Lyse Lanier may be largely French in heritage, but she spends most of her time in the company of the ebullient daughter of the British commander of Mobile. When a charming young Spanish merchant docks in town, Lyse is immediately struck by his easy wit and flair for the dramatic. But is he truly who he makes himself out to be? Spies abound, and Spain has yet to choose a side in the American conflict. Is Lyse simply an easy mark for Rafael Gonzalez to exploit? Or are his overtures of love as genuine as Spanish gold?
With spectacular detail that brings the cultural gumbo of the Colonial Gulf Coast alive, Beth White invites you to step into a world of intrigue and espionage from a little-known slice of the American Revolutionary War.

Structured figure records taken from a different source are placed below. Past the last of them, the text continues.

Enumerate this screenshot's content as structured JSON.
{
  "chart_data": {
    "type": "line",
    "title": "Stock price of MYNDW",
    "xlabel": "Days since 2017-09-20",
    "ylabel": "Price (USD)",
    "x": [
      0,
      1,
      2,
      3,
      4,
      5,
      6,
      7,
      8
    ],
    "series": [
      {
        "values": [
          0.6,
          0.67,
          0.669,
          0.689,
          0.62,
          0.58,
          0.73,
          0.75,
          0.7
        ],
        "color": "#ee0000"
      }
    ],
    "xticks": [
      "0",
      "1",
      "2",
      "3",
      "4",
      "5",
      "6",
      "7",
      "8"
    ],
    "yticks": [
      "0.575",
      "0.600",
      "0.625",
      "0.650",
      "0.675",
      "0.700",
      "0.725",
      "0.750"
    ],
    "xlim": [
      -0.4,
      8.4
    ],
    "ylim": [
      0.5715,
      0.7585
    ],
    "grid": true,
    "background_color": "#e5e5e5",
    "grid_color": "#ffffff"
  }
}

My thoughts: For someone who enjoys history to get their hands on a piece of historical fiction written by a "history nerd," you have indeed a pleasurable read. I read the first in the series, Pelican Brides, and The Creole Princess picks up a couple of generations later with the historical time frame that of the American Revolution.
Little known history of the Gulf Coast is brought to life as the story unfolds where the cities Mobile, New Orleans, and Pensacola have pivotal roles in the shaping of America's rich colonial history. Peopled by French, English, and Spanish each holding political views primarily those of their own countries, the characters develop into persons whose political alliances drift toward and align with the American Revolution.
Previous generations who settled in the Mobile area had intermarried with slaves and Indians and their children and grandchildren have the mixed blood that some simply don't tolerate well in free society. This impacts the life of female protagonist, Lyse, and of her family. While the strong class distinction of the Southern colonies and the institution of slavery were not present in this story, it was, never-the-less, a very real barrier.
The fictional characters interacting with real people from history (of course, I realize it is fictionalized) is good. I enjoyed learning more of American Revolutionary history as it took place along the Gulf Coast and it's impact on provisions and funding of the armies.
A good read and I'm looking forward to Beth White's third book in the Gulf Coast Chronicles.
Beth White is the award-winning author of The Pelican Bride. A native Mississippian, she teaches music at an inner-city high school in historic Mobile, Alabama. Her novels have won the American Christian Fiction Writers' Carol Award, the RT Book Club Reviewers' Choice Award, and the Inspirational Reader's Choice Award. Learn more at www.bethwhite.net.
DISCLOSURE: I was provided complimentary copy by the publisher to facilitate this review. Opinions are my own and I was not compensated for this review.